In the configuration example shown in FIG. 1, the spherical spacer 14 is attached in a state where it is sandwiched between the metal plates 13a by the metal bolts 15, similar to the holding configuration of the first sphere 12. The spherical spacer 14a does not have to be rotatably attached to the metal plates 13a, and is positioned so as to maintain the distance between the two metal plates 13a.

The anode section 20 has an anode terminal 21, a second sphere 22 that is electrically connected to the anode terminal 21 and is arranged so as to be able to roll, and a second holder 23 that holds the second sphere 22. The second sphere 22 is a conductive metal sphere (preferably an iron sphere), and the second holder 23 is composed of a conductive metal tubular member (e.g., an aluminum pipe) that holds the second sphere 22 inside so as to be able to roll.

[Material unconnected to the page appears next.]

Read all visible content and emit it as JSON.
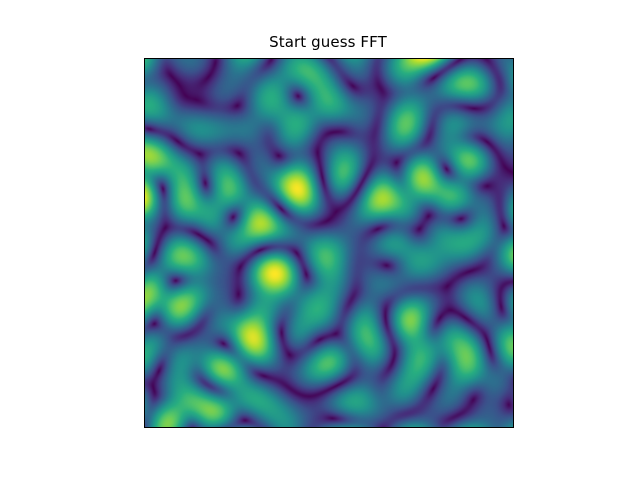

The second spheres 22 are preferably arranged in parallel inside the second holder 23 in contact with each other. This is to provide more contact points between the second spheres 22 and the second holder 23 and to make the contact more reliable. The inner diameter of the second holder 23 is larger than the diameter of the second spheres 22, the second strap can roll inside the second holder 23, and the sizes of the second spheres 22 may be the same or different. In the configuration example of FIG. 1, four second spheres 22 are arranged inside the second holder 23, and the two second spheres 22 on both sides have a diameter of 15 mm, and the two inner second spheres 22 have a diameter of 10 mm, but the diameter of the second spheres 22 can be selected appropriately.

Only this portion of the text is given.